3 Tips for Evaluating Small Gift Donors

You know that there are strong reasons to send thank you letters to all donors, regardless of the size of the gifts.  I want to give you some ways to help evaluate small gift donors, in order to see if you can increase giving rates and/or amounts.

1.  Use Groupings to identify "small" gift donors

It's true that some people will give multiple gifts, of varying amounts, and in order to insure that you are looking at "small" gift donors only, you'll need to create a grouping. You'll want to base the grouping on gift size, of course, but just how can you get those who have given ONLY small gifts?

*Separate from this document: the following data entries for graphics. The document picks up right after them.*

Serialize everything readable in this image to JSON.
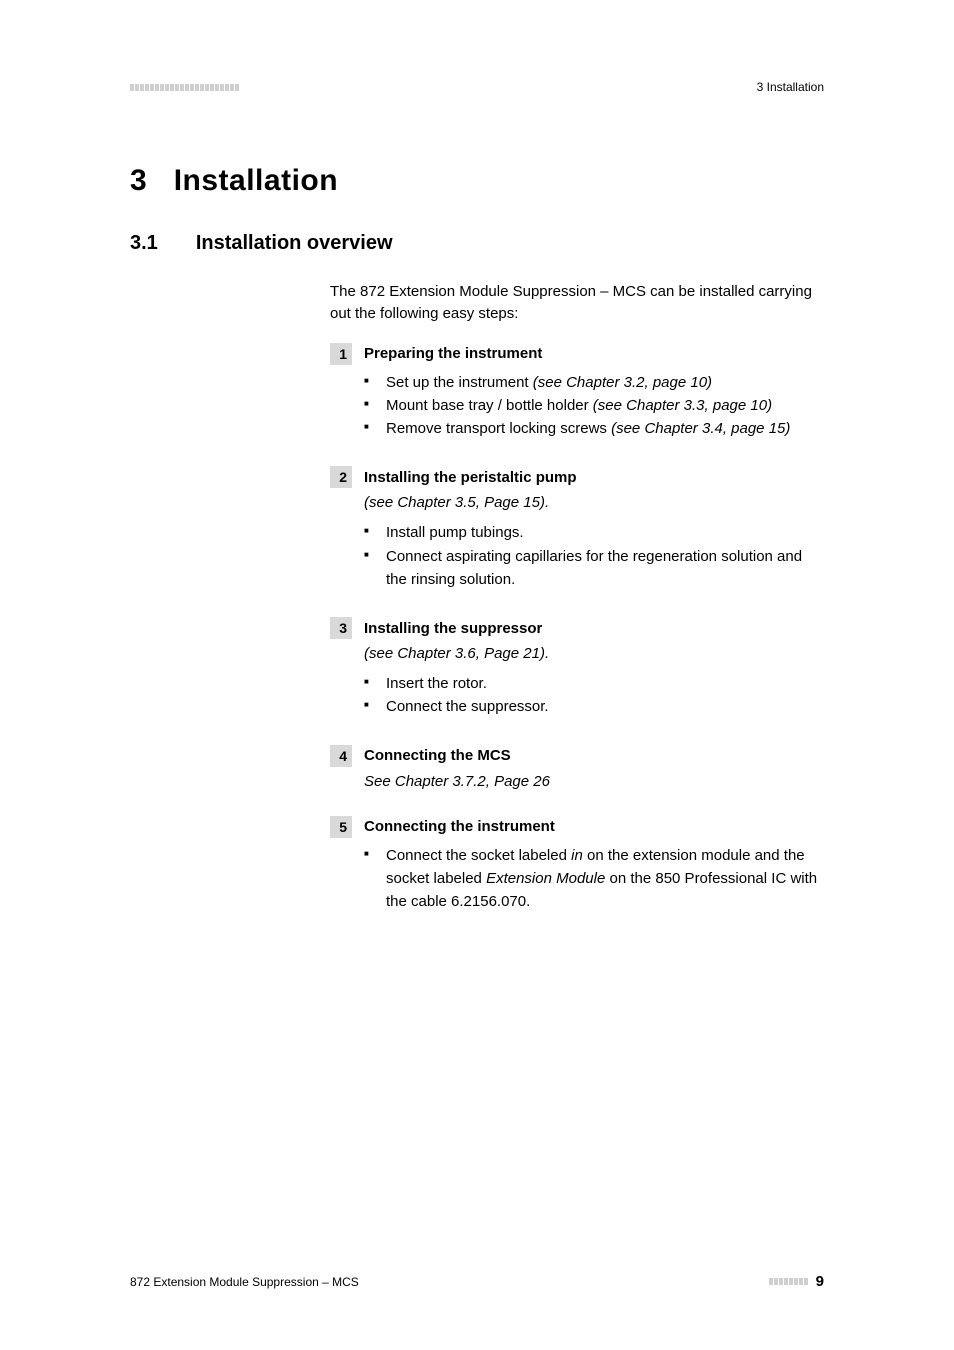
{
  "header": {
    "bar_segments": 22,
    "right_text": "3 Installation"
  },
  "chapter": {
    "number": "3",
    "title": "Installation"
  },
  "section": {
    "number": "3.1",
    "title": "Installation overview"
  },
  "intro": "The 872 Extension Module Suppression – MCS can be installed carrying out the following easy steps:",
  "steps": [
    {
      "num": "1",
      "title": "Preparing the instrument",
      "ref": "",
      "items": [
        {
          "plain": "Set up the instrument ",
          "italic": "(see Chapter 3.2, page 10)"
        },
        {
          "plain": "Mount base tray / bottle holder ",
          "italic": "(see Chapter 3.3, page 10)"
        },
        {
          "plain": "Remove transport locking screws ",
          "italic": "(see Chapter 3.4, page 15)"
        }
      ]
    },
    {
      "num": "2",
      "title": "Installing the peristaltic pump",
      "ref": "(see Chapter 3.5, Page 15).",
      "items": [
        {
          "plain": "Install pump tubings.",
          "italic": ""
        },
        {
          "plain": "Connect aspirating capillaries for the regeneration solution and the rinsing solution.",
          "italic": ""
        }
      ]
    },
    {
      "num": "3",
      "title": "Installing the suppressor",
      "ref": "(see Chapter 3.6, Page 21).",
      "items": [
        {
          "plain": "Insert the rotor.",
          "italic": ""
        },
        {
          "plain": "Connect the suppressor.",
          "italic": ""
        }
      ]
    },
    {
      "num": "4",
      "title": "Connecting the MCS",
      "ref": "See Chapter 3.7.2, Page 26",
      "items": []
    },
    {
      "num": "5",
      "title": "Connecting the instrument",
      "ref": "",
      "items": [
        {
          "plain": "Connect the socket labeled ",
          "italic1": "in",
          "plain2": " on the extension module and the socket labeled ",
          "italic2": "Extension Module",
          "plain3": " on the 850 Professional IC with the cable 6.2156.070."
        }
      ]
    }
  ],
  "footer": {
    "left": "872 Extension Module Suppression – MCS",
    "bar_segments": 8,
    "page": "9"
  },
  "colors": {
    "text": "#000000",
    "bar": "#cfcfcf",
    "stepnum_bg": "#d9d9d9",
    "background": "#ffffff"
  }
}
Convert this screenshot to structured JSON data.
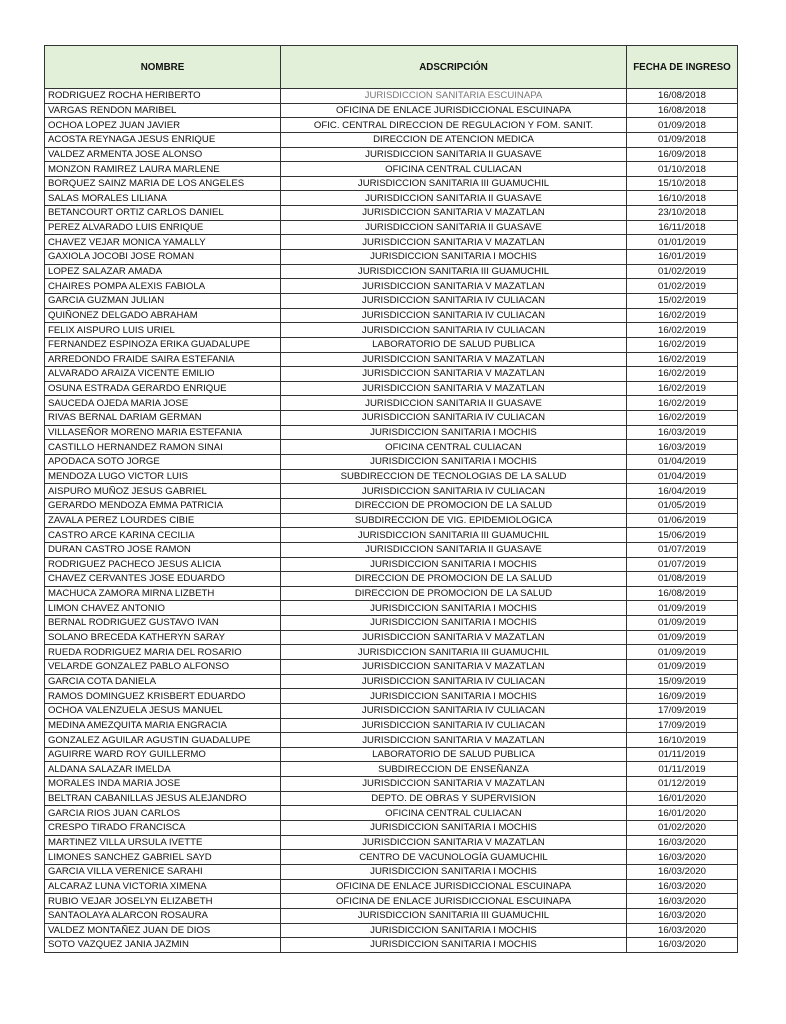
{
  "headers": {
    "nombre": "NOMBRE",
    "adscripcion": "ADSCRIPCIÓN",
    "fecha": "FECHA DE INGRESO"
  },
  "rows": [
    [
      "RODRIGUEZ ROCHA HERIBERTO",
      "JURISDICCION SANITARIA ESCUINAPA",
      "16/08/2018"
    ],
    [
      "VARGAS RENDON MARIBEL",
      "OFICINA DE ENLACE JURISDICCIONAL ESCUINAPA",
      "16/08/2018"
    ],
    [
      "OCHOA LOPEZ JUAN JAVIER",
      "OFIC. CENTRAL DIRECCION DE REGULACION Y FOM. SANIT.",
      "01/09/2018"
    ],
    [
      "ACOSTA REYNAGA JESUS ENRIQUE",
      "DIRECCION DE ATENCION MEDICA",
      "01/09/2018"
    ],
    [
      "VALDEZ ARMENTA JOSE ALONSO",
      "JURISDICCION SANITARIA II GUASAVE",
      "16/09/2018"
    ],
    [
      "MONZON RAMIREZ LAURA MARLENE",
      "OFICINA CENTRAL CULIACAN",
      "01/10/2018"
    ],
    [
      "BORQUEZ SAINZ MARIA DE LOS ANGELES",
      "JURISDICCION SANITARIA III GUAMUCHIL",
      "15/10/2018"
    ],
    [
      "SALAS MORALES LILIANA",
      "JURISDICCION SANITARIA II GUASAVE",
      "16/10/2018"
    ],
    [
      "BETANCOURT ORTIZ CARLOS DANIEL",
      "JURISDICCION SANITARIA V MAZATLAN",
      "23/10/2018"
    ],
    [
      "PEREZ ALVARADO LUIS ENRIQUE",
      "JURISDICCION SANITARIA II GUASAVE",
      "16/11/2018"
    ],
    [
      "CHAVEZ VEJAR MONICA YAMALLY",
      "JURISDICCION SANITARIA V MAZATLAN",
      "01/01/2019"
    ],
    [
      "GAXIOLA JOCOBI JOSE ROMAN",
      "JURISDICCION SANITARIA I MOCHIS",
      "16/01/2019"
    ],
    [
      "LOPEZ SALAZAR AMADA",
      "JURISDICCION SANITARIA III GUAMUCHIL",
      "01/02/2019"
    ],
    [
      "CHAIRES POMPA ALEXIS FABIOLA",
      "JURISDICCION SANITARIA V MAZATLAN",
      "01/02/2019"
    ],
    [
      "GARCIA GUZMAN JULIAN",
      "JURISDICCION SANITARIA IV CULIACAN",
      "15/02/2019"
    ],
    [
      "QUIÑONEZ DELGADO ABRAHAM",
      "JURISDICCION SANITARIA IV CULIACAN",
      "16/02/2019"
    ],
    [
      "FELIX AISPURO LUIS URIEL",
      "JURISDICCION SANITARIA IV CULIACAN",
      "16/02/2019"
    ],
    [
      "FERNANDEZ ESPINOZA ERIKA GUADALUPE",
      "LABORATORIO DE SALUD PUBLICA",
      "16/02/2019"
    ],
    [
      "ARREDONDO FRAIDE SAIRA ESTEFANIA",
      "JURISDICCION SANITARIA V MAZATLAN",
      "16/02/2019"
    ],
    [
      "ALVARADO ARAIZA VICENTE EMILIO",
      "JURISDICCION SANITARIA V MAZATLAN",
      "16/02/2019"
    ],
    [
      "OSUNA ESTRADA GERARDO ENRIQUE",
      "JURISDICCION SANITARIA V MAZATLAN",
      "16/02/2019"
    ],
    [
      "SAUCEDA OJEDA MARIA JOSE",
      "JURISDICCION SANITARIA II GUASAVE",
      "16/02/2019"
    ],
    [
      "RIVAS BERNAL DARIAM GERMAN",
      "JURISDICCION SANITARIA IV CULIACAN",
      "16/02/2019"
    ],
    [
      "VILLASEÑOR MORENO MARIA ESTEFANIA",
      "JURISDICCION SANITARIA I MOCHIS",
      "16/03/2019"
    ],
    [
      "CASTILLO HERNANDEZ RAMON SINAI",
      "OFICINA CENTRAL CULIACAN",
      "16/03/2019"
    ],
    [
      "APODACA SOTO JORGE",
      "JURISDICCION SANITARIA I MOCHIS",
      "01/04/2019"
    ],
    [
      "MENDOZA LUGO VICTOR LUIS",
      "SUBDIRECCION DE TECNOLOGIAS DE LA SALUD",
      "01/04/2019"
    ],
    [
      "AISPURO MUÑOZ JESUS GABRIEL",
      "JURISDICCION SANITARIA IV CULIACAN",
      "16/04/2019"
    ],
    [
      "GERARDO MENDOZA EMMA PATRICIA",
      "DIRECCION DE PROMOCION DE LA SALUD",
      "01/05/2019"
    ],
    [
      "ZAVALA PEREZ LOURDES CIBIE",
      "SUBDIRECCION DE VIG. EPIDEMIOLOGICA",
      "01/06/2019"
    ],
    [
      "CASTRO ARCE KARINA CECILIA",
      "JURISDICCION SANITARIA III GUAMUCHIL",
      "15/06/2019"
    ],
    [
      "DURAN CASTRO JOSE RAMON",
      "JURISDICCION SANITARIA II GUASAVE",
      "01/07/2019"
    ],
    [
      "RODRIGUEZ PACHECO JESUS ALICIA",
      "JURISDICCION SANITARIA I MOCHIS",
      "01/07/2019"
    ],
    [
      "CHAVEZ CERVANTES JOSE EDUARDO",
      "DIRECCION DE PROMOCION DE LA SALUD",
      "01/08/2019"
    ],
    [
      "MACHUCA ZAMORA MIRNA LIZBETH",
      "DIRECCION DE PROMOCION DE LA SALUD",
      "16/08/2019"
    ],
    [
      "LIMON CHAVEZ ANTONIO",
      "JURISDICCION SANITARIA I MOCHIS",
      "01/09/2019"
    ],
    [
      "BERNAL RODRIGUEZ GUSTAVO IVAN",
      "JURISDICCION SANITARIA I MOCHIS",
      "01/09/2019"
    ],
    [
      "SOLANO BRECEDA KATHERYN SARAY",
      "JURISDICCION SANITARIA V MAZATLAN",
      "01/09/2019"
    ],
    [
      "RUEDA RODRIGUEZ MARIA DEL ROSARIO",
      "JURISDICCION SANITARIA III GUAMUCHIL",
      "01/09/2019"
    ],
    [
      "VELARDE GONZALEZ PABLO ALFONSO",
      "JURISDICCION SANITARIA V MAZATLAN",
      "01/09/2019"
    ],
    [
      "GARCIA COTA DANIELA",
      "JURISDICCION SANITARIA IV CULIACAN",
      "15/09/2019"
    ],
    [
      "RAMOS DOMINGUEZ KRISBERT EDUARDO",
      "JURISDICCION SANITARIA I MOCHIS",
      "16/09/2019"
    ],
    [
      "OCHOA VALENZUELA JESUS MANUEL",
      "JURISDICCION SANITARIA IV CULIACAN",
      "17/09/2019"
    ],
    [
      "MEDINA AMEZQUITA MARIA ENGRACIA",
      "JURISDICCION SANITARIA IV CULIACAN",
      "17/09/2019"
    ],
    [
      "GONZALEZ AGUILAR AGUSTIN GUADALUPE",
      "JURISDICCION SANITARIA V MAZATLAN",
      "16/10/2019"
    ],
    [
      "AGUIRRE WARD ROY GUILLERMO",
      "LABORATORIO DE SALUD PUBLICA",
      "01/11/2019"
    ],
    [
      "ALDANA SALAZAR IMELDA",
      "SUBDIRECCION  DE ENSEÑANZA",
      "01/11/2019"
    ],
    [
      "MORALES INDA MARIA JOSE",
      "JURISDICCION SANITARIA V MAZATLAN",
      "01/12/2019"
    ],
    [
      "BELTRAN CABANILLAS JESUS ALEJANDRO",
      "DEPTO. DE OBRAS Y SUPERVISION",
      "16/01/2020"
    ],
    [
      "GARCIA RIOS JUAN CARLOS",
      "OFICINA CENTRAL CULIACAN",
      "16/01/2020"
    ],
    [
      "CRESPO TIRADO FRANCISCA",
      "JURISDICCION SANITARIA I MOCHIS",
      "01/02/2020"
    ],
    [
      "MARTINEZ VILLA URSULA IVETTE",
      "JURISDICCION SANITARIA V MAZATLAN",
      "16/03/2020"
    ],
    [
      "LIMONES SANCHEZ GABRIEL SAYD",
      "CENTRO DE VACUNOLOGÍA GUAMUCHIL",
      "16/03/2020"
    ],
    [
      "GARCIA VILLA VERENICE SARAHI",
      "JURISDICCION SANITARIA I MOCHIS",
      "16/03/2020"
    ],
    [
      "ALCARAZ LUNA VICTORIA XIMENA",
      "OFICINA DE ENLACE JURISDICCIONAL ESCUINAPA",
      "16/03/2020"
    ],
    [
      "RUBIO VEJAR JOSELYN ELIZABETH",
      "OFICINA DE ENLACE JURISDICCIONAL ESCUINAPA",
      "16/03/2020"
    ],
    [
      "SANTAOLAYA ALARCON ROSAURA",
      "JURISDICCION SANITARIA III GUAMUCHIL",
      "16/03/2020"
    ],
    [
      "VALDEZ MONTAÑEZ JUAN DE DIOS",
      "JURISDICCION SANITARIA I MOCHIS",
      "16/03/2020"
    ],
    [
      "SOTO VAZQUEZ JANIA JAZMIN",
      "JURISDICCION SANITARIA I MOCHIS",
      "16/03/2020"
    ]
  ],
  "colors": {
    "header_bg": "#e2efd9",
    "muted_text": "#777777"
  }
}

Well, first, when you start the grouping criteria, choose the Common Pattern of "All Donors" (date range optional). Then, to isolate it to just those who have only small gifts, click the "Finish Criteria" button, use the "AND" separator, and start a new criteria line. In this line, choose the Gifts tab, and select an "Amount Given" range (in Details tab) of a dollar more than your "small" gift limit (i.e., $21 if you consider $20 or less a small gift) through "blank", and select "Any Single Gift". This sounds counter-intuitive, since it's asking for anyone who has given a $21.00 or greater gift, but hold on. Click the "Finish Criteria" button again, and, this time, apply the "NOT" qualifier to the line.  Now your criteria should read (more of less):  select everyone who is a donor AND who has NOT given a gift of $21 or more. This eliminates both non-donors and those who have given gifts over $20. Now you can use this grouping with various reports.